If we did not have Soviet power—the power of the workers and peasants, of the Communist Party boldly marching onward to battle—our country, weakened and exhausted by the imperialist war, would long ago have been torn to pieces by the barbarians of world imperialism. And when those very same Mensheviks reproach us for giving military training to our young people, for building the Red Army, when they tell us: “You, too, are militarists,” then it is sufficient for us to contrast the states that surround us with the first republic of labor in the world, surrounded for the last seven years by irreconcilable and ruthless foes.

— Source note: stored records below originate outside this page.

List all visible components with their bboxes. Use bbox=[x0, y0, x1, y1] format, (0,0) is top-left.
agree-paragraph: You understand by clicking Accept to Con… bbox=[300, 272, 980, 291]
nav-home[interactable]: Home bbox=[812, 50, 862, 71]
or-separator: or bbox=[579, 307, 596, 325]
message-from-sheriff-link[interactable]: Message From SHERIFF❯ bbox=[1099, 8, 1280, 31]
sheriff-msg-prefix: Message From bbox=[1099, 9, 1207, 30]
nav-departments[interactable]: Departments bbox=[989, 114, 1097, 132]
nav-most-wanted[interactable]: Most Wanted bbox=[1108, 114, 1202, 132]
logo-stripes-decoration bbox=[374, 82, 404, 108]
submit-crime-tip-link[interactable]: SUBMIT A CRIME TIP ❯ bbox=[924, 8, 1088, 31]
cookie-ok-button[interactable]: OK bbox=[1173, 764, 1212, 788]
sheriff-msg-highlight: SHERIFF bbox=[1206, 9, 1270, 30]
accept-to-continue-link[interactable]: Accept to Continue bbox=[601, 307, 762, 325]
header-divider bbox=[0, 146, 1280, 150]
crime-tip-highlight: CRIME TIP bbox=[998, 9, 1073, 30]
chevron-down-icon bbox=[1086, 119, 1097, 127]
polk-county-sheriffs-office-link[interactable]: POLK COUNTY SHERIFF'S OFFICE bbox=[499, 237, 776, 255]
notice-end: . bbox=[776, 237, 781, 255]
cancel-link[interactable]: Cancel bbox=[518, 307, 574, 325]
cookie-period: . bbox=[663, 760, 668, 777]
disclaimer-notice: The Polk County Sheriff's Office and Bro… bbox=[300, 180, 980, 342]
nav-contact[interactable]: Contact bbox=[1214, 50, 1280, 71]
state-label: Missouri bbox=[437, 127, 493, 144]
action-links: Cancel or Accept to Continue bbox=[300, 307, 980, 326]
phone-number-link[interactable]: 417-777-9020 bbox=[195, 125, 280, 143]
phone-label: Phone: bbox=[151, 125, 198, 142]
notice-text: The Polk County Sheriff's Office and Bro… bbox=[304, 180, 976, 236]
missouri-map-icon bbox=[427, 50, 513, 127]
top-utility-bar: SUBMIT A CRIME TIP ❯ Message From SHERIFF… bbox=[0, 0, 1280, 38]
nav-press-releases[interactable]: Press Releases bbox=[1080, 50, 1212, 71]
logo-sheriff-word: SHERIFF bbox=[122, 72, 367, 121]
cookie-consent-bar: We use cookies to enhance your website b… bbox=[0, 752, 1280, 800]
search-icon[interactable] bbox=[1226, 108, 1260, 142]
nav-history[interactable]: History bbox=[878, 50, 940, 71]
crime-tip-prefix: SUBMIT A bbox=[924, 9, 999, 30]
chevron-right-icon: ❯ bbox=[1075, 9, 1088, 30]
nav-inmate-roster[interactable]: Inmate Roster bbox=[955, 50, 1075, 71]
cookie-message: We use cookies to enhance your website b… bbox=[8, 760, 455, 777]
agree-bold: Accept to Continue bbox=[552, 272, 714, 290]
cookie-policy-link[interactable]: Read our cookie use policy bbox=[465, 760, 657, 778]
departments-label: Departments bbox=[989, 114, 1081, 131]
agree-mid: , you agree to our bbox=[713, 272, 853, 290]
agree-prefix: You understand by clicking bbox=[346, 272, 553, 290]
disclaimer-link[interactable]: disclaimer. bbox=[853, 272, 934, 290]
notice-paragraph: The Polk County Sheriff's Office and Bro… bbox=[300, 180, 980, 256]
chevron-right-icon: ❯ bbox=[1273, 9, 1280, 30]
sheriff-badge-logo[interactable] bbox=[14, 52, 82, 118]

If they are recognizing us now, and if we are carrying on negotiations in London today, it must not be supposed that the world bourgeoisie has become better disposed towards the republic of workers and peasants. A change of tactics does not do away with the hatred felt by the bourgeoisie of all countries for the republic where the rising generation of working people is growing up in a new atmosphere, with new ideals—for we are overthrowing the old ideals in so far as we are teaching the young generation to have confidence in the power of the world working class. The world bourgeoisie will never reconcile itself to this.